Virgin Mobile has had the Samsung Intercept for a little while now. It’s the first Android phone that they’ve offered and I can safely say I wasn’t overly excited by it. It got pretty bad reviews for being laggy and having a very non-responsive touchscreen. Then there is the price. Sure, with prepaid the phone prices are always on the high side as there is no contract that helps to subsidize the phones cost, but for what the Intercept offered the price was bad. Today Virgin Mobile announced the LG Optimus V. Not only does it look like a much nicer phone (early reviews are backing that up), but it’s 100 bucks cheaper which puts it squarely in the range I’m willing to pay.
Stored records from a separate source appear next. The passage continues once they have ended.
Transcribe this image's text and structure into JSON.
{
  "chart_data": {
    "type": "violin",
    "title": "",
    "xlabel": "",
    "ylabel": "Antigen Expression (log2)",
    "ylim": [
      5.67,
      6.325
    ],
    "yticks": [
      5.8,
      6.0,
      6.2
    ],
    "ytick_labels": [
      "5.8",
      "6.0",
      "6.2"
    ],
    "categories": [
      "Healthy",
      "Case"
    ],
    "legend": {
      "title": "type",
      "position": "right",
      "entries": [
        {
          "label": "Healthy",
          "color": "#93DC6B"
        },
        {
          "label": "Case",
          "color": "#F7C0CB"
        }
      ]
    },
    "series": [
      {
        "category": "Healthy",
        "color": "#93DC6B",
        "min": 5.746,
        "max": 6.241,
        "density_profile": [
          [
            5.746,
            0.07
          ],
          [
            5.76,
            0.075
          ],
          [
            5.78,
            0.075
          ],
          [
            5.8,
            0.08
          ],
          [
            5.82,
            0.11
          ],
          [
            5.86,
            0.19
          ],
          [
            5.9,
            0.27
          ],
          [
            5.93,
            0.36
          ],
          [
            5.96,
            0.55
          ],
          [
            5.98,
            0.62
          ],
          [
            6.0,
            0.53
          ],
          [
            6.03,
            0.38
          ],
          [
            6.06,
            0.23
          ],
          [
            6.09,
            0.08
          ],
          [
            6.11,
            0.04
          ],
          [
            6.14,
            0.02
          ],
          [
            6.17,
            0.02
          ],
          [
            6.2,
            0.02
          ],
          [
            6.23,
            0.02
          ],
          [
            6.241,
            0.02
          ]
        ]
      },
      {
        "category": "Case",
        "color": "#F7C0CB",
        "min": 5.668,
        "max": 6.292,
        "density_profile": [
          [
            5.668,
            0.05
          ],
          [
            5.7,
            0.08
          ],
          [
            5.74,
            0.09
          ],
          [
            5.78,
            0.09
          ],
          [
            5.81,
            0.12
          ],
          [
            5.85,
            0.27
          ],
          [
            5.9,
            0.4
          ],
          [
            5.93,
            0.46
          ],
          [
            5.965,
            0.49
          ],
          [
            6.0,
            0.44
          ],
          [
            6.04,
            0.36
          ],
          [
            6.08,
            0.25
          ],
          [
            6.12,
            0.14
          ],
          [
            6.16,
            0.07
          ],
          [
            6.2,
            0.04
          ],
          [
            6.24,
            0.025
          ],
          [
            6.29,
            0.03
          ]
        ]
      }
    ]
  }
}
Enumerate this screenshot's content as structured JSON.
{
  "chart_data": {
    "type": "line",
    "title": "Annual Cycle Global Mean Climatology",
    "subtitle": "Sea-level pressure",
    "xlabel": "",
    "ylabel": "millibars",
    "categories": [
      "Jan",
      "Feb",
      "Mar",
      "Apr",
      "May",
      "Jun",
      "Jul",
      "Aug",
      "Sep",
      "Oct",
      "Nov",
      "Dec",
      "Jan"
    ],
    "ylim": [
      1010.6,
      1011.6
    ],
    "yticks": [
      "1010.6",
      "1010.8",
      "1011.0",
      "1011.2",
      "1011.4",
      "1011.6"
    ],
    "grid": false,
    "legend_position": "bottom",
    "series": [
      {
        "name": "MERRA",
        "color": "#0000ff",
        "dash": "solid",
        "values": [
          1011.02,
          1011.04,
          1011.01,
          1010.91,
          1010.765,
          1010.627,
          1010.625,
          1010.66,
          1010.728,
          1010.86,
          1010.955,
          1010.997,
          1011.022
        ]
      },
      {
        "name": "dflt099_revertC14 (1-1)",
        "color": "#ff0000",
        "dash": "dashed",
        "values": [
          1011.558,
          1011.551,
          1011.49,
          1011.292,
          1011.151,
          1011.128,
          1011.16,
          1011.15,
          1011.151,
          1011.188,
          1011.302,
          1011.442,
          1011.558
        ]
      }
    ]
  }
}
Sure, this is by no means a top of the line phone. That’s the one drawback with a lot of the prepaid services, they tend to sell at best mid-range phones that tend to be “outdated”. However seeing as how a phone has never been, and likely never will be my primary device of communication, having the latest and greatest isn’t a major priority for me. When I’m out and about it’ll let me quickly check email or look up something on the web which is all I’m really looking for. And of course all this comes in at 25$ a month for unlimited texts, email, web, data. Sure, it only gives me 300 minutes of voice a month, but right now I average about 30 minutes a month. With my current phone the highest voice minutes used in a month was a little over 200 and that was used by Denise who was having issues with her phone and spending all my minutes trying to get someone to fix her problem.
I’ve still got 60 days and gobs of minutes with my current prepaid so I’ve got time to ponder it, and to see what other phones might come out in the prepaid arena. But right now I’m thinking that come my birthday I might finally be joint the smartphone generation.